Case law indicates it is improper for a lawyer, who has successfully excluded evidence, to seek an advantage before the jury because the evidence was not presented. See Carnival Corp. v. Pajares, 972 So.2d 973, 975-76 (Fla. 3d DCA 2007) (plaintiffs comment on defendant’s failure to offer testimony that plaintiff successfully moved in limine to preclude improperly implied that the failure to offer such testimony was because defendant had no favorable testimony to provide); Hernandez v. Home Depot USA, Inc., 695 So.2d 484, 485 (Fla. 3d DCA 1997) (error in excluding plaintiffs expert testimony on the issue of negligence was unfairly exacerbated and compounded when, in final argument, defense counsel stated: “What is the evidence that we were negligent?”).

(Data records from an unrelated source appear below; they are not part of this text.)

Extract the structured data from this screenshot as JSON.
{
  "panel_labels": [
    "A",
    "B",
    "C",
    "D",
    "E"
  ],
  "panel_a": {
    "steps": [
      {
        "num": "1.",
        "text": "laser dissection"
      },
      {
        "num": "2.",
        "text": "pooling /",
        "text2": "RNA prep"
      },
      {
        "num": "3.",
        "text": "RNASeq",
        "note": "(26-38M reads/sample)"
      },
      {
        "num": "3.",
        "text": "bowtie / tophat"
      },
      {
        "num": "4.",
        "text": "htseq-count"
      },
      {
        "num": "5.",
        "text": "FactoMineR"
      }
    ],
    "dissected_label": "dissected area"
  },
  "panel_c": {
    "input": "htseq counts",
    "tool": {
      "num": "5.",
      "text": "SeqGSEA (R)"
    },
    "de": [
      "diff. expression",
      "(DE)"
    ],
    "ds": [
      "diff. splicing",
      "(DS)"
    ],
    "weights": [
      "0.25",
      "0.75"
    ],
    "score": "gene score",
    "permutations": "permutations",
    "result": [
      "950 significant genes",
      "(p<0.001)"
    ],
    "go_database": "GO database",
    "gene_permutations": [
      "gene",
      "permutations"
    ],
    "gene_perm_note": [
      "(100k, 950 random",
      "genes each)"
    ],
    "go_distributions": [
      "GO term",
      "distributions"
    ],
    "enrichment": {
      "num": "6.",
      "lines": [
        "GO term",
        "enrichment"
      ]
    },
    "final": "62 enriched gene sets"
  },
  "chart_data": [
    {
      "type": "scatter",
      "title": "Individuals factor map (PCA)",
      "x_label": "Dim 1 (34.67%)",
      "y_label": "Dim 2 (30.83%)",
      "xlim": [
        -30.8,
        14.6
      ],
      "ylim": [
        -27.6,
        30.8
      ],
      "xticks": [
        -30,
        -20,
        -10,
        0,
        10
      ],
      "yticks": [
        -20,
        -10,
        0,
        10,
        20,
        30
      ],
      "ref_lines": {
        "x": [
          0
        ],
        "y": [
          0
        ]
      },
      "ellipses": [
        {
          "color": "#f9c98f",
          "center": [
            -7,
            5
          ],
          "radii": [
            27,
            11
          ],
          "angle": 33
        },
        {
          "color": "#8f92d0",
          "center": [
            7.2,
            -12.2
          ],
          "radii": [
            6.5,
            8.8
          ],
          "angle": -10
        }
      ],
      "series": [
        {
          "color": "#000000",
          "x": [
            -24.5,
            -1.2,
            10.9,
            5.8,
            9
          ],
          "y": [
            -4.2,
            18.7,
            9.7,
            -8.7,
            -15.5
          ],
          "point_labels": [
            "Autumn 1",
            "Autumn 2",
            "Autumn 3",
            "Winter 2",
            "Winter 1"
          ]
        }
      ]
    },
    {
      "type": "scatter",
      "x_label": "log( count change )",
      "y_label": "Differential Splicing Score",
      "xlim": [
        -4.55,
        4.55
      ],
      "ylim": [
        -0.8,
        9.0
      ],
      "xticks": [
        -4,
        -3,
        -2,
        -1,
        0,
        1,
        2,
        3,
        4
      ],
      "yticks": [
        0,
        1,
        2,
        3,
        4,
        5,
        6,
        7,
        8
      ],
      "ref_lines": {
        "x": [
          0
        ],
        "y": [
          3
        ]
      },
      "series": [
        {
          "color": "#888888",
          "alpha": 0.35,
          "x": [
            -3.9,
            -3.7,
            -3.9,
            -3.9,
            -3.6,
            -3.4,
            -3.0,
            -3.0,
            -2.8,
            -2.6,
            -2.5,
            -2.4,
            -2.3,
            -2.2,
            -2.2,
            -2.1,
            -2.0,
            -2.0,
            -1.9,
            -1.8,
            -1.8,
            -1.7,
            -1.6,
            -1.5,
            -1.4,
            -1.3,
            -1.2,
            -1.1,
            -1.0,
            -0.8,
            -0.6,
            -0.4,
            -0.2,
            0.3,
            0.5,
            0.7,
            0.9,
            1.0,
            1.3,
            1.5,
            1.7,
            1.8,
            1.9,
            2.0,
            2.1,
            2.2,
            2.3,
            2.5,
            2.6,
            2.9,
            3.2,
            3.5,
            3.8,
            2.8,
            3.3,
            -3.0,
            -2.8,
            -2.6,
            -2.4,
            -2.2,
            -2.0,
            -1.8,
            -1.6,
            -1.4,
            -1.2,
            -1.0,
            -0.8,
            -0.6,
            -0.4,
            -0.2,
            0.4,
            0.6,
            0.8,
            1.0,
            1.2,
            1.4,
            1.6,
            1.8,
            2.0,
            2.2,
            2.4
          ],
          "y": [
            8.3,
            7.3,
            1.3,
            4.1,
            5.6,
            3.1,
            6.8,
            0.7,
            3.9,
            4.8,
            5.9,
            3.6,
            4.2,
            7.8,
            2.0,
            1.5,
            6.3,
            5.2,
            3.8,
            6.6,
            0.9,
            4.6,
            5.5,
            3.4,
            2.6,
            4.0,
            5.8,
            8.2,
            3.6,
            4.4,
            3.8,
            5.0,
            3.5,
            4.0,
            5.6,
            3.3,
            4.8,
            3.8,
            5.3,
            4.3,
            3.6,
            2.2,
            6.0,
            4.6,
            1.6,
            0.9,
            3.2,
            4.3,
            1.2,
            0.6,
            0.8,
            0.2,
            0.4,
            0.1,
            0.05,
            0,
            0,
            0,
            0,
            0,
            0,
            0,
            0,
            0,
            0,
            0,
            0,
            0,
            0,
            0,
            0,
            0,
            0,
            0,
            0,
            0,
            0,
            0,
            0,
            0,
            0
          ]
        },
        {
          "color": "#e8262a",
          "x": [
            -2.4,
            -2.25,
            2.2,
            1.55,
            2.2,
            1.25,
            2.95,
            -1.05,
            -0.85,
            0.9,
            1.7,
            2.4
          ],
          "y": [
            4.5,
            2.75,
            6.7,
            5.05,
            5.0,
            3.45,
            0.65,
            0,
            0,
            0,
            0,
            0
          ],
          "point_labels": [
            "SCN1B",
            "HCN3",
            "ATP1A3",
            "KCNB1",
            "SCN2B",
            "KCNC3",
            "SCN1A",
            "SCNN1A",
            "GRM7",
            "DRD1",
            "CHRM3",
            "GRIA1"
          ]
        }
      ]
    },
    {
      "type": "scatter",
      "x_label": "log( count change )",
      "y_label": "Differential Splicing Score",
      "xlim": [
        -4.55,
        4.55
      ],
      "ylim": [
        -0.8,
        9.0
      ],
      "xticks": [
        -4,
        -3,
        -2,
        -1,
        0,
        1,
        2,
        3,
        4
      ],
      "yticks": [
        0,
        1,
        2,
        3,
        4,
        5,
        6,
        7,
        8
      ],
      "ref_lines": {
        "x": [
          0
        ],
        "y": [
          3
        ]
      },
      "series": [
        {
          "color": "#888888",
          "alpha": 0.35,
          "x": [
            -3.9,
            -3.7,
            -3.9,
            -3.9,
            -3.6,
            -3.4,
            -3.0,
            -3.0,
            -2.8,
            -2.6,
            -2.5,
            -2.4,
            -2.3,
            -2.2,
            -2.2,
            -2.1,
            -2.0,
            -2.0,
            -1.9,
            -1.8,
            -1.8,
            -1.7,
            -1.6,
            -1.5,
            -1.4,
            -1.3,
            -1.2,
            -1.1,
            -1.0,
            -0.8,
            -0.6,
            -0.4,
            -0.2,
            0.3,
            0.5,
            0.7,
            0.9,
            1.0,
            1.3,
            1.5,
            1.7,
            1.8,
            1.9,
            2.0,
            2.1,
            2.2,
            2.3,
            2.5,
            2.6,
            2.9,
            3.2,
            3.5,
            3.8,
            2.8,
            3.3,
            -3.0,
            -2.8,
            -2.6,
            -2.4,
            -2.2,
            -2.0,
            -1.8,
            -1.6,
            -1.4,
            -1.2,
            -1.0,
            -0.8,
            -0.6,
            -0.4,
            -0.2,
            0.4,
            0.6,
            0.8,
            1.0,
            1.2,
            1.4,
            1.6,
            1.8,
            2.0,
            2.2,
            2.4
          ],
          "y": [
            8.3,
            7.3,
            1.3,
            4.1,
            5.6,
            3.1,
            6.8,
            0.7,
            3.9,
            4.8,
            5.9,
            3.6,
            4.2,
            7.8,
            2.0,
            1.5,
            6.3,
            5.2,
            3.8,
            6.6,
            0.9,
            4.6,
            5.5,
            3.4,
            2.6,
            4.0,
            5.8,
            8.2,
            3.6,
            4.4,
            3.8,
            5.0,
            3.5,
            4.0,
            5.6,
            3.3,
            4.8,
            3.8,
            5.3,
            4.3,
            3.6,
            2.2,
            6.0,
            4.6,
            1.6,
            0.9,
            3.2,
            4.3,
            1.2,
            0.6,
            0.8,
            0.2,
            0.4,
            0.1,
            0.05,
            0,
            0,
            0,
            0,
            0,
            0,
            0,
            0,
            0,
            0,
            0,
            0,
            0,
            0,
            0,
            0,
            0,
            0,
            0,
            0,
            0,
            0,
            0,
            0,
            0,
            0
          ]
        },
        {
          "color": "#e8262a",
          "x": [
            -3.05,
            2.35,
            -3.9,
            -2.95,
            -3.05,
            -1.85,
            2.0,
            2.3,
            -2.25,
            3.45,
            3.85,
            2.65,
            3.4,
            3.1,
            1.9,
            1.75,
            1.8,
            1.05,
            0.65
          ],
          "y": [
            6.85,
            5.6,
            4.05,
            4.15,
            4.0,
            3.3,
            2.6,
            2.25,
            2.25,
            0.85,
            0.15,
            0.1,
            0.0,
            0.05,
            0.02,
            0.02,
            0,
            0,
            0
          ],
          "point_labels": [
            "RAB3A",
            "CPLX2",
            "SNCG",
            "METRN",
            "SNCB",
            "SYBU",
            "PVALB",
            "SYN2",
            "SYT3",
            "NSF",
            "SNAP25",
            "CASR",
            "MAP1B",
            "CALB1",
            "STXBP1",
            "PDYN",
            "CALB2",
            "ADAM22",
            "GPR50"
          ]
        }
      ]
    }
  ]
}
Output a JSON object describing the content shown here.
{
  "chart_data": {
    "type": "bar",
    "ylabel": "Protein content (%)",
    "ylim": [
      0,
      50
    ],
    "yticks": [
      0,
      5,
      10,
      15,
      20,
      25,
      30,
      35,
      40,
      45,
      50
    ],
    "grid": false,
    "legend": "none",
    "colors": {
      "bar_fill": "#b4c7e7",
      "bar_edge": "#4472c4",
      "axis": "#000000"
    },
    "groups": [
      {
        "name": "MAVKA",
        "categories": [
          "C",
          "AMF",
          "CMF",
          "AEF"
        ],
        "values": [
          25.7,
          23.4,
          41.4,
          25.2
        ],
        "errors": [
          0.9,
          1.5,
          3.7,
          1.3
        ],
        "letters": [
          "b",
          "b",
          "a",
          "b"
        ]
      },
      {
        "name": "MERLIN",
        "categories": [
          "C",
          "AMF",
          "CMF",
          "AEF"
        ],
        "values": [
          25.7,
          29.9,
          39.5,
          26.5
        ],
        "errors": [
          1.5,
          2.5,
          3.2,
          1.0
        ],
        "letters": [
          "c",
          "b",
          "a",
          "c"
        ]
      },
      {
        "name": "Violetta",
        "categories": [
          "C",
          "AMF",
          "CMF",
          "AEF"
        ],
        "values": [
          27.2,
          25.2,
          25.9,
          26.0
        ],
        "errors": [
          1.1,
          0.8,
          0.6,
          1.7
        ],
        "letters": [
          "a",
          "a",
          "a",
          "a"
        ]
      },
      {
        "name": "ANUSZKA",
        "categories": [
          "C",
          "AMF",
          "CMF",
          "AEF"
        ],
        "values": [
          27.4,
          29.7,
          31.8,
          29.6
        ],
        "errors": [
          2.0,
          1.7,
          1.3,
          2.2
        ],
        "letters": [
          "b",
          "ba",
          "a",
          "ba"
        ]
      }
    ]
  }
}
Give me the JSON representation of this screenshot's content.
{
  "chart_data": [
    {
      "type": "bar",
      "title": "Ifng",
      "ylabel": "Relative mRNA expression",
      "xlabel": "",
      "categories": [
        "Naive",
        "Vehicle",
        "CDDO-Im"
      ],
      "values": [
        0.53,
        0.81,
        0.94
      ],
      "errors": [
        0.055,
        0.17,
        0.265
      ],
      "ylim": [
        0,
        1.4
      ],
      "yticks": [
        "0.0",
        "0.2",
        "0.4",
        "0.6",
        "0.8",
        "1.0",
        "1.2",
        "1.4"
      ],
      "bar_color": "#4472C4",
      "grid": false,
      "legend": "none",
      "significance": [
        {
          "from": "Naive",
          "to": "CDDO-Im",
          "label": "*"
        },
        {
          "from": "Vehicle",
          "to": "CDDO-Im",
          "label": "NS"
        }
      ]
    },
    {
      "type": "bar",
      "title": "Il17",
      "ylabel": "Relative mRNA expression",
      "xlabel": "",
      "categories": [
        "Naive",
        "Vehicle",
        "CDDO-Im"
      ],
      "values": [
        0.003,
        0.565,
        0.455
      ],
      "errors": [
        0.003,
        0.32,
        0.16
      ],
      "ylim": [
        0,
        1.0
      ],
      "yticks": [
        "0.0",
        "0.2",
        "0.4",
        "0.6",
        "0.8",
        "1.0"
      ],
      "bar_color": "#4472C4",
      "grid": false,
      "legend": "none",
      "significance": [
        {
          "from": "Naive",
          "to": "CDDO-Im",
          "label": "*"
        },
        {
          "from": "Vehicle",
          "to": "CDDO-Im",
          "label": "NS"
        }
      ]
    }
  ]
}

JVA also contends the trial court erred in refusing to set off Prentice’s recovery for cure with insurance payments from JVA’s insurer. The record indicates the facts were not sufficiently developed to determine whether JVA was entitled to a set-off for these payments pursuant to Johnson v. Cenac Towing, Inc., 544 F.3d 296 (5th Cir.2008). Accordingly, this matter may be revisited upon remand to the trial court.
Finally, we find that the trial court erred in awarding pre-judgment interest to Prentice. See McPhillamy v. Brown & Root, Inc., 810 F.2d 529 (5th Cir.1987).
For these reasons, the judgment against the defendants is reversed and the cause remanded for a new trial. The final judgments awarding pre-judgment interest, attorney’s fees and costs, are likewise reversed. In light of our reversal for a new trial, we need not address the remaining issues on appeal.
Affirmed in part, reversed in part, and remanded for a new trial.